This is the code to get the links:
private List<string> getLinks(HtmlAgilityPack.HtmlDocument document)
{
List<string> mainLinks = new List<string>();
var linkNodes = document.DocumentNode.SelectNodes("//a[@href]");
if (linkNodes != null)
{
foreach (HtmlNode link in linkNodes)
{
var href = link.Attributes["href"].Value;
mainLinks.Add(href);
}
}
return mainLinks;
}
Sometimes the links im getting are starting like "/" or:
"/videos?feature=mh" Or "//www.youtube.com/my_videos_upload"
Im not sure if just "/" meaning a proper site or a site that start with "/videoes?... Or "//www.youtube...
I need to get each time the links from a website that start with http or https maybe just www also count as a proper site.
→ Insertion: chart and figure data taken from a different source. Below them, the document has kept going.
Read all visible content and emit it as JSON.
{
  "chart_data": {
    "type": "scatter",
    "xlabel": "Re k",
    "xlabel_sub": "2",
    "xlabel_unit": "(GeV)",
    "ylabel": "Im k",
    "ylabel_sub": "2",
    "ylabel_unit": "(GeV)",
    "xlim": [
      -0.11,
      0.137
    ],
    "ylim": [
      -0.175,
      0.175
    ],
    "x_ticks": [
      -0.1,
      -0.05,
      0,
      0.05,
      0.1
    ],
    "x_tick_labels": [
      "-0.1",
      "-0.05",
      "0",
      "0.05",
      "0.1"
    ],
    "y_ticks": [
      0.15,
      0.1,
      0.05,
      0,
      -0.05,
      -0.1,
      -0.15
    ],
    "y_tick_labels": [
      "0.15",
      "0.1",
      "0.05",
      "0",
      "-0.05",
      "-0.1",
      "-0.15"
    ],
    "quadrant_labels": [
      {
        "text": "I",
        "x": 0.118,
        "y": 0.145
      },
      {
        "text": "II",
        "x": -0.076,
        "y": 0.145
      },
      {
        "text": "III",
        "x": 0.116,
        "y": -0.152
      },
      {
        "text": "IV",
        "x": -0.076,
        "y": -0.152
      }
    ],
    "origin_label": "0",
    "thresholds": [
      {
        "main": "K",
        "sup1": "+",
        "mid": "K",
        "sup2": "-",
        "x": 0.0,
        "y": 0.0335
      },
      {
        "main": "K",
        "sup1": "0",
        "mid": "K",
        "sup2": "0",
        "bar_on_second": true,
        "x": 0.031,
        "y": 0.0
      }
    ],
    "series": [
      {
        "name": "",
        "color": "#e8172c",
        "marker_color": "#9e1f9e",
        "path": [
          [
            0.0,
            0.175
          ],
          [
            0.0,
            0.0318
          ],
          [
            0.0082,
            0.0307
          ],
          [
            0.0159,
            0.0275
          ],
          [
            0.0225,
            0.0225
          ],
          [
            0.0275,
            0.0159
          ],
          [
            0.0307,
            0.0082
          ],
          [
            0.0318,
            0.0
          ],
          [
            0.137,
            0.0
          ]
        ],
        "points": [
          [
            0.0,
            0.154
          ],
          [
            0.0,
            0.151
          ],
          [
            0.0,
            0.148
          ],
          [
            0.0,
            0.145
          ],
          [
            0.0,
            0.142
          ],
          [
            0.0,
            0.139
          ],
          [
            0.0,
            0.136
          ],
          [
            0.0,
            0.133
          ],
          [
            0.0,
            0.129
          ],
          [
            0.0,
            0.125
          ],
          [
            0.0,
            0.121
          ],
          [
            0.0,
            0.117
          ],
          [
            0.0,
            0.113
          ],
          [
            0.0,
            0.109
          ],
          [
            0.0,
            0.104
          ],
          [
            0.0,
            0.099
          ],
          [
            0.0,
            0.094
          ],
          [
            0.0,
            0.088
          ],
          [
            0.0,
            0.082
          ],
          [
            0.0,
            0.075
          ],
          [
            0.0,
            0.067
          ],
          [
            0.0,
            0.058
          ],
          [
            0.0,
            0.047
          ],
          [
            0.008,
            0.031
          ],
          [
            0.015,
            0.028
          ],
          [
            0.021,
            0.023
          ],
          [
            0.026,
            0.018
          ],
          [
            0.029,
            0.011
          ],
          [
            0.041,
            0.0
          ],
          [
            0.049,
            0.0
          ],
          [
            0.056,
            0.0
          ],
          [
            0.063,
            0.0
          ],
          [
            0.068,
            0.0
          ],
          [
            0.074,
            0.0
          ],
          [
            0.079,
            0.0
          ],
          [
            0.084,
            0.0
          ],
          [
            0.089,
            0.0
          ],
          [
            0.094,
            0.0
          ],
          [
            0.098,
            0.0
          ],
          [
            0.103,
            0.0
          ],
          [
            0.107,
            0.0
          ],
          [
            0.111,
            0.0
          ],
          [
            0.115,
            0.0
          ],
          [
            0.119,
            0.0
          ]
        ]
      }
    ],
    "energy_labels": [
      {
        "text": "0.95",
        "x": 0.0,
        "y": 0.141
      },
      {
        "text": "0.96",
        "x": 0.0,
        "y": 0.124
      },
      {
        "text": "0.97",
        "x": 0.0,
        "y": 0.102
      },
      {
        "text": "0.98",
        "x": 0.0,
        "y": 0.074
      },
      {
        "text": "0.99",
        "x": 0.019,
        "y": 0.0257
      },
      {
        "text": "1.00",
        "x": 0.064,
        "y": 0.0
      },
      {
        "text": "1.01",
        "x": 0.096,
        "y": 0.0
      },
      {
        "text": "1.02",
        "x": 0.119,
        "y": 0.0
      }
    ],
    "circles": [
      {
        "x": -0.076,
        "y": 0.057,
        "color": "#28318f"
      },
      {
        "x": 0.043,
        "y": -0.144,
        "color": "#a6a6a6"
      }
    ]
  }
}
The question is what i define as a proper site address and a link and whats not ?
Im sure my getLinks function is not good the code is not the proper way it should be.
This is how im adding the links to the List:
private List<string> test(string url, int levels , DoWorkEventArgs eve)
{
HtmlAgilityPack.HtmlDocument doc;
HtmlWeb hw = new HtmlWeb();
List<string> webSites;// = new List<string>();
List<string> csFiles = new List<string>();
try
{
doc = hw.Load(url);
webSites = getLinks(doc);
webSites is a List After few times i see in the List sites like "/" or as above "//videoes... or "//www....